JUMPING-ON POINT ALERT
Batman Beyond and Justice League Beyond are starting brand new arcs with this issue. Superman Beyond, however is nearing the end of its epic outer space adventure. First I’ll talk about the Superman story by Krul and Proter, which is by far the meatiest of the tales included here.
Long ago, on a distant planet, Superman freed the cat-like Mangals from the oppressive Trillians and returned them to their forest home. Sounds nice, right? Well, this is a story that tries to show us that with big conflicts like this there truly is no good guy or bad guy and there’s definitely no such thing as riding off into the sunset. It’s a complicated situation where Superman must deal with the consequences of his actions. On one side he’s viewed as a war criminal responsible for the mass genocide that’s resulted in the years since the Mangal rebellion and the other side he’s worshiped as a messiah.
The mangals, still angry about being enslaved, want to topple the Trillian empire and they want their messiah, who they recently freed from the same bondage of the Trillians, to lead them into battle. So you can imagine their surprise when Supes says no. It’s presented as being really complex, but the evidence still feels very biased toward the Mangals. After seeing all the horrible stuff this civilization suffered under the Trillians, saying both sides can be seen as equally guilty is tough to swallow in my opinion. I felt like our hero should definitely be helping the Mangals bring down the Trillian forces then try to arrange a peace… but that’s me. That’s why I’m a Batman fan. I like vengeance more than forgiveness and hope. So what we get is Superman jumping into the line of fire in an attempt to keep anyone on either side from dying. It’s noble, it’s epic, it’s Superman.

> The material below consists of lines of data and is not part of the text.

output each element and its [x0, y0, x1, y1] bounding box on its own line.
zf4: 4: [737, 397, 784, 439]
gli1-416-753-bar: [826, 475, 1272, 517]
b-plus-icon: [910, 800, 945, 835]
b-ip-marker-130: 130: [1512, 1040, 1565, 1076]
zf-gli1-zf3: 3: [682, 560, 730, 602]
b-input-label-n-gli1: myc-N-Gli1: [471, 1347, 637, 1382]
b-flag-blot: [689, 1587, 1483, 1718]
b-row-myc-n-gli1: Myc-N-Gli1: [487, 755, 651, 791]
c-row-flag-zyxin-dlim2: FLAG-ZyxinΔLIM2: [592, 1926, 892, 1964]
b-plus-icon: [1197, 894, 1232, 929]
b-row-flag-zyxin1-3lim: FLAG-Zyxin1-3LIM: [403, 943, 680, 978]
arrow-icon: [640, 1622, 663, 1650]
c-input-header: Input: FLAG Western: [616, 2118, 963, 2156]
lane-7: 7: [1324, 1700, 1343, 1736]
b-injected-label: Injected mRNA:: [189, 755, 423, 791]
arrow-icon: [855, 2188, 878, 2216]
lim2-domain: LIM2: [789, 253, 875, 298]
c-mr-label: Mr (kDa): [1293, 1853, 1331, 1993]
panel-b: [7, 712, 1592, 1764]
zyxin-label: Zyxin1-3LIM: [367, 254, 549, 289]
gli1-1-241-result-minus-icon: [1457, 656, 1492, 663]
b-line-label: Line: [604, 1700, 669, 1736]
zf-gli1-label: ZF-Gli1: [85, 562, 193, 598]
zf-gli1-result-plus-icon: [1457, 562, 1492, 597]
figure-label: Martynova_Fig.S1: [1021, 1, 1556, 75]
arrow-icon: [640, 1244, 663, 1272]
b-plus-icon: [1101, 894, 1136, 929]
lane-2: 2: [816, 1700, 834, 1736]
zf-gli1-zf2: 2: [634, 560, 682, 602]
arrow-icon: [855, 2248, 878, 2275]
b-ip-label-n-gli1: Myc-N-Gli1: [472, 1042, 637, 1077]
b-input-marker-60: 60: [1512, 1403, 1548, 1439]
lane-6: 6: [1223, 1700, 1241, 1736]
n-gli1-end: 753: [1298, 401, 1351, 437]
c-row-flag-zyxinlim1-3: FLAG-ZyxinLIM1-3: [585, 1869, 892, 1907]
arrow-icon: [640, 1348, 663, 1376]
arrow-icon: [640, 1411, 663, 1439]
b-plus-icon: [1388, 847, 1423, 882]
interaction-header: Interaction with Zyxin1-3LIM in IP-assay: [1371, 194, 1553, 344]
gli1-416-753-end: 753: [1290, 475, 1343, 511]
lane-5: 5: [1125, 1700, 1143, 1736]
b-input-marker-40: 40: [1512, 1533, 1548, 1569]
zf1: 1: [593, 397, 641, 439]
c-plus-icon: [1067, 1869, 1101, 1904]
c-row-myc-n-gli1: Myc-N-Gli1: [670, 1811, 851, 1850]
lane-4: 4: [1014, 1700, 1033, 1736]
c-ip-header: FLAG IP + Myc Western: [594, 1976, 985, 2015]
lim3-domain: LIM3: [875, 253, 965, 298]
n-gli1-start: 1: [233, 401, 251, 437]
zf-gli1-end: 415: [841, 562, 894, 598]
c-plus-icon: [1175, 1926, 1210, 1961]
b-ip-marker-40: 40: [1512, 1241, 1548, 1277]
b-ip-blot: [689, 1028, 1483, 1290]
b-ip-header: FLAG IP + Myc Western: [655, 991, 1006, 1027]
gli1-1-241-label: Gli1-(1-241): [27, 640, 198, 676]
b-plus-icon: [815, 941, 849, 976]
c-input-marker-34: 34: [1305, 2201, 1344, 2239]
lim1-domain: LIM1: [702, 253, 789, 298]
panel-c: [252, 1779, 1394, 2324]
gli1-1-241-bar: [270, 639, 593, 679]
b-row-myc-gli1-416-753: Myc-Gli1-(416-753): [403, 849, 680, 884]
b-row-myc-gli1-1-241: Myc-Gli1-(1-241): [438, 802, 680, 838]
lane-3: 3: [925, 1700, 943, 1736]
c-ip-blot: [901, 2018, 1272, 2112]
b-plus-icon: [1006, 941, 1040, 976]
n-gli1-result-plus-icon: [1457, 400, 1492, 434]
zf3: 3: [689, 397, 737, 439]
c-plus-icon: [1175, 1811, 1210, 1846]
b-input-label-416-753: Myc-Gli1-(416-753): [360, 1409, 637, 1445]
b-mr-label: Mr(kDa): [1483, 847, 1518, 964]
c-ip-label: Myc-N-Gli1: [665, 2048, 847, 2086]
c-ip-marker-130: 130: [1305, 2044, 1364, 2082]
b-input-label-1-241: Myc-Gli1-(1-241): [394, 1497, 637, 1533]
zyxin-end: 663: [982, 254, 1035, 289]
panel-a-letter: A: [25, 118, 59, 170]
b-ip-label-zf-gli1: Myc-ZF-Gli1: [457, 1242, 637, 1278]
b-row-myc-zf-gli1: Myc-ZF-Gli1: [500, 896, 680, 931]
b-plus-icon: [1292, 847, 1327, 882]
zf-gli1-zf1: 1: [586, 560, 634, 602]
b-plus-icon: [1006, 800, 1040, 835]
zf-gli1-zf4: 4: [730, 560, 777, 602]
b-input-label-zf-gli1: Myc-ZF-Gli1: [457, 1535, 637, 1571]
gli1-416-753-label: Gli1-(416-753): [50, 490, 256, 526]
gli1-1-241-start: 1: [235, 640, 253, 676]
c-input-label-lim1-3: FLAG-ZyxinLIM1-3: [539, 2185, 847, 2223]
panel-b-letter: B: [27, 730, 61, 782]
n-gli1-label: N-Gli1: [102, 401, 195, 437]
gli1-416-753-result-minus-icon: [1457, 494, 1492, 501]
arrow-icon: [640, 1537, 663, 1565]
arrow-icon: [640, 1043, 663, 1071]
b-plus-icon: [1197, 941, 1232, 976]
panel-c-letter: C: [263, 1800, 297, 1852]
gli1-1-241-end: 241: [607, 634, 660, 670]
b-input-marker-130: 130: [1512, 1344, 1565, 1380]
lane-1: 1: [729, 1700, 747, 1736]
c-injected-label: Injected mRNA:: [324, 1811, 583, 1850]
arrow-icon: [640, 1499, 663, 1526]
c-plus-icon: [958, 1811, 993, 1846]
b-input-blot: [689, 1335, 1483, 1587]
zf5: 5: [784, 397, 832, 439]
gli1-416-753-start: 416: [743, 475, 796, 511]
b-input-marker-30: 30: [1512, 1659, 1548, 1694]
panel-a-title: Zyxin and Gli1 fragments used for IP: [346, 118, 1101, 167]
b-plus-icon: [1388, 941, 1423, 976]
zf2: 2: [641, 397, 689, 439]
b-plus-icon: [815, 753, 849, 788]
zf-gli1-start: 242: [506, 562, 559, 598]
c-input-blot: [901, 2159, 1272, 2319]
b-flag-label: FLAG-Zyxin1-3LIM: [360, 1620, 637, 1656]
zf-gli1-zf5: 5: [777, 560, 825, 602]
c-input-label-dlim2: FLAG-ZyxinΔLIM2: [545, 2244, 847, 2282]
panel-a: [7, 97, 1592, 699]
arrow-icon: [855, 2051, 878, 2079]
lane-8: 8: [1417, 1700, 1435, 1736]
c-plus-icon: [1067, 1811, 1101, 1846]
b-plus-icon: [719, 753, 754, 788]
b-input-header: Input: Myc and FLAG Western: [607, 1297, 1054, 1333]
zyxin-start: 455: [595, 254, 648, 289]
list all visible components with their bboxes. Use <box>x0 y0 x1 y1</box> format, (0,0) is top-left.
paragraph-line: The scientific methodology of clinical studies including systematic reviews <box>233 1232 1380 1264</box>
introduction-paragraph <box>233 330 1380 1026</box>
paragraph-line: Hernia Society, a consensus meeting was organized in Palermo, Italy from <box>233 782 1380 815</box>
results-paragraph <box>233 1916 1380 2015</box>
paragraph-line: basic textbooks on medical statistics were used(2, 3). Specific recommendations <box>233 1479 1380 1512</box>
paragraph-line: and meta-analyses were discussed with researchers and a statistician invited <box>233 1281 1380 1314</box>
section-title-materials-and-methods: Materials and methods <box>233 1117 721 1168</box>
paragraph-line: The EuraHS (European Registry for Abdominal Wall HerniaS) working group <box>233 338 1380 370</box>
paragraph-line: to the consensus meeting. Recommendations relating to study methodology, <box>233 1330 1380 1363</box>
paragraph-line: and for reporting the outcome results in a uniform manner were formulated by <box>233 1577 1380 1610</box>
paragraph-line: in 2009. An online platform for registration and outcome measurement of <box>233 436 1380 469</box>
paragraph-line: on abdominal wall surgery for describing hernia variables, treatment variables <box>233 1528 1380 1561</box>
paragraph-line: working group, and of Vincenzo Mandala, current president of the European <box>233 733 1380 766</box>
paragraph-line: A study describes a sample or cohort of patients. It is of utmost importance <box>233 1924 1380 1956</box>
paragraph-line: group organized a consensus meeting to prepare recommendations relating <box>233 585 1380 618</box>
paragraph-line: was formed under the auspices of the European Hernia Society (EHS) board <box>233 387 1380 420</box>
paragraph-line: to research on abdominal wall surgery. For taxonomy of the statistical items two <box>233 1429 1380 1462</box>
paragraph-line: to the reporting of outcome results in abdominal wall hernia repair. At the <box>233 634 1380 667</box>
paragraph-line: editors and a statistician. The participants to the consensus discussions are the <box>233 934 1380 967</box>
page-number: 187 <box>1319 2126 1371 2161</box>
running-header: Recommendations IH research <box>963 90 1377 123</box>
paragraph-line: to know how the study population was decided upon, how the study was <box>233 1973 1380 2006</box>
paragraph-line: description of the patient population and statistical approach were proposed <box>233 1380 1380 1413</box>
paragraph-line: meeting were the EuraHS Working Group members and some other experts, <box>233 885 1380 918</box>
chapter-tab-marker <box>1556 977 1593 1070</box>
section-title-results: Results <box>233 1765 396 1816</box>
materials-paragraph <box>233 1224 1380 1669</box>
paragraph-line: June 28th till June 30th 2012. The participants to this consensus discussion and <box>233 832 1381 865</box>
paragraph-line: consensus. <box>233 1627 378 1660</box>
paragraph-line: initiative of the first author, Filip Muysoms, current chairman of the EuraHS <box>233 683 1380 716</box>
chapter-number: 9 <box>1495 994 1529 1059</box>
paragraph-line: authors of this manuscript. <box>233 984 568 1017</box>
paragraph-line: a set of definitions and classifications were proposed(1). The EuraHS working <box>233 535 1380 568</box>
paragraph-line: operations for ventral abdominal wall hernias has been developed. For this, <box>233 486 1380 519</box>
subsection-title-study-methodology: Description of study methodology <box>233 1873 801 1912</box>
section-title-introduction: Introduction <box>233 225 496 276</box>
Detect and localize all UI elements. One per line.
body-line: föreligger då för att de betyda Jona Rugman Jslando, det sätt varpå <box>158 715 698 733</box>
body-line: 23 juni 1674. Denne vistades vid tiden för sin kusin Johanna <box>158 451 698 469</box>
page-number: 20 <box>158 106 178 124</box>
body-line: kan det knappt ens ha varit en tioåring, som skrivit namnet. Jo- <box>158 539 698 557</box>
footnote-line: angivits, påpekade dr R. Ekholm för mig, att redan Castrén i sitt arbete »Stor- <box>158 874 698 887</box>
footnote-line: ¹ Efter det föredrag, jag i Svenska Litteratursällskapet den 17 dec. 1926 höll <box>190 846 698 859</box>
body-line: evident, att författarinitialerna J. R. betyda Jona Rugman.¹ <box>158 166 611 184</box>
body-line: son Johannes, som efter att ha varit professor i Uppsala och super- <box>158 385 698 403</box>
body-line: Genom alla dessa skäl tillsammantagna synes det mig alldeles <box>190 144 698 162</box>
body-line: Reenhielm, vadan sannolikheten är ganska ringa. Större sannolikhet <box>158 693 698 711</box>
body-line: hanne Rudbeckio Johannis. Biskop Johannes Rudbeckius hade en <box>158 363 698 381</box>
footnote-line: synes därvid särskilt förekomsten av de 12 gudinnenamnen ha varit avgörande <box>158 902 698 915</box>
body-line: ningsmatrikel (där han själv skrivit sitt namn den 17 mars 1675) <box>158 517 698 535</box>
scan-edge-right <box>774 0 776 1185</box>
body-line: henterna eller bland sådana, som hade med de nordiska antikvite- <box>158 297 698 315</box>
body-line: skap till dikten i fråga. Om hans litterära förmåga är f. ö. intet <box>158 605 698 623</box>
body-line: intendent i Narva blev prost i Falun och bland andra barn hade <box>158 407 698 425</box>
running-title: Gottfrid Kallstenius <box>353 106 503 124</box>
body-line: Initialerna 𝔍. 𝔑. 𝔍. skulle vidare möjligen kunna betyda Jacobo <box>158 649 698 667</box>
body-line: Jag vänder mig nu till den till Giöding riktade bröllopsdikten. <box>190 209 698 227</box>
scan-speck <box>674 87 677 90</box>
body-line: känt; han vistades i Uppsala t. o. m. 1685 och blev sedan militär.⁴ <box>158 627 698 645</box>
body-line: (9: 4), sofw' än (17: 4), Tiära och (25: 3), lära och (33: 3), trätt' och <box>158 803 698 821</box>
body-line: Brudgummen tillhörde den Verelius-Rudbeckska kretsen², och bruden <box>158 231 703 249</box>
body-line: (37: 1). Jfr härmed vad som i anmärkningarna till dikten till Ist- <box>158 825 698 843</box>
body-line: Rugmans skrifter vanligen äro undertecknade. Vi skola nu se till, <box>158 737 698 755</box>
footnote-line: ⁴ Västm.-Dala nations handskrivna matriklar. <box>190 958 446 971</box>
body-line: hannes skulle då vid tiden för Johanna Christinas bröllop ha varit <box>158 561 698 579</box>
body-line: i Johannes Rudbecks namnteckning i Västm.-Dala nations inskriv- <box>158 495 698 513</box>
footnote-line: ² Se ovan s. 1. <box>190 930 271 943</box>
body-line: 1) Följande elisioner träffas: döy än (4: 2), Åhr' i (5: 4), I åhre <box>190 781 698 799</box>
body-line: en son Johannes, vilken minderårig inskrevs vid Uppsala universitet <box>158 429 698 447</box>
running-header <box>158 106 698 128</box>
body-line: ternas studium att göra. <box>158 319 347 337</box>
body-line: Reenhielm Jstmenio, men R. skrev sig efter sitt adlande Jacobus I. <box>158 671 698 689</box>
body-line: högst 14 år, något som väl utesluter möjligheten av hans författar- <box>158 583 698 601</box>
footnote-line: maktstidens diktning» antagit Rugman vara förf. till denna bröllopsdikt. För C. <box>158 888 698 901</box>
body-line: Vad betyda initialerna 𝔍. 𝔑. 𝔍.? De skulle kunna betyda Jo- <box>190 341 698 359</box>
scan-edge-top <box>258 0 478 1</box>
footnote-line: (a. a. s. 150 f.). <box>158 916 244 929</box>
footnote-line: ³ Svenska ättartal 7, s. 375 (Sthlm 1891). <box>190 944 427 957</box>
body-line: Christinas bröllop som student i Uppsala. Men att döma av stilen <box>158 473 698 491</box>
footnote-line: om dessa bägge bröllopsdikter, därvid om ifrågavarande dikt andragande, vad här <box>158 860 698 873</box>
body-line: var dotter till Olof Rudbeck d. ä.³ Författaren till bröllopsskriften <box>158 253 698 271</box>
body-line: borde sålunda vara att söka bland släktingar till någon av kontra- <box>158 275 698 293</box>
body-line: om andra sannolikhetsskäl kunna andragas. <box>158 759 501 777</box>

The next story in this book is from Justice League Beyond, written by Derek Fridolfs and illustrated by Ben Caldwell, and I didn’t care for it at all. The biggest problem I had was easily to do with the artwork. The heads of these characters are too big and their bodies too small, giving them the look of caricatures. It’s hard to take a story about abducted children seriously when the cartoonish characters are so exaggerated. So it’s not so much a matter of the art being bad, it’s actually quite good. The problem is that the illustrations do not jive with the tone of the story. It’s fast-paced, silly, and quite forgettable, especially after the heavy Superman Beyond tale that came before it.
Batman Beyond achieves a nice balance between the ultra-serious Superman Beyond and goofy Justice League Beyond episodes that came before it. We’re finally moving ahead with the Undercloud plot (which has been slowly unfolding for YEARS) and it turns out that the evil plot of this organization of hackers is a lot more over-the-top than we were led to believe. They aren’t just going to hack computers and attack the Gotham infrastructure. Nope. They’re activating a giant robot. It’s an odd direction to take things, that’s for sure and I can’t say that I’m feeling it. Breyfogle’s art looks nice for the most part though. His Max looks like she was lifted directly from the animated series, as does a surprise villain. Bruce doesn’t look quite right though and Terry is wearing a very Sinestro-esque t-shirt that I found distracting. Speaking of Terry, the real adventure here that you’ll care about is a bomb threat at a concert where the famed band uses unique frequencies to touch the pleasure center of their audience’s brain. If you can’t guess who the surprise villain is from a mile away then you must not know Batman Beyond as well as you think!
So, it’s 2/3 of a new-reader friendly comic but only one of those two stories was good enough to bring me back next month. Superman, as always, is phenomenal but Justice League Beyond brought this book way down in my opinion. If you’ve been reading the adventures of future Kal-El, you have reason to be excited for this $3.99 book. If you’re new to the Beyond books, however, it might leave you a little underwhelmed. Hopefully the final page of Batman Beyond will make you curious enough about the return of a great villain from the animated series that you’ll come back again for issue #16.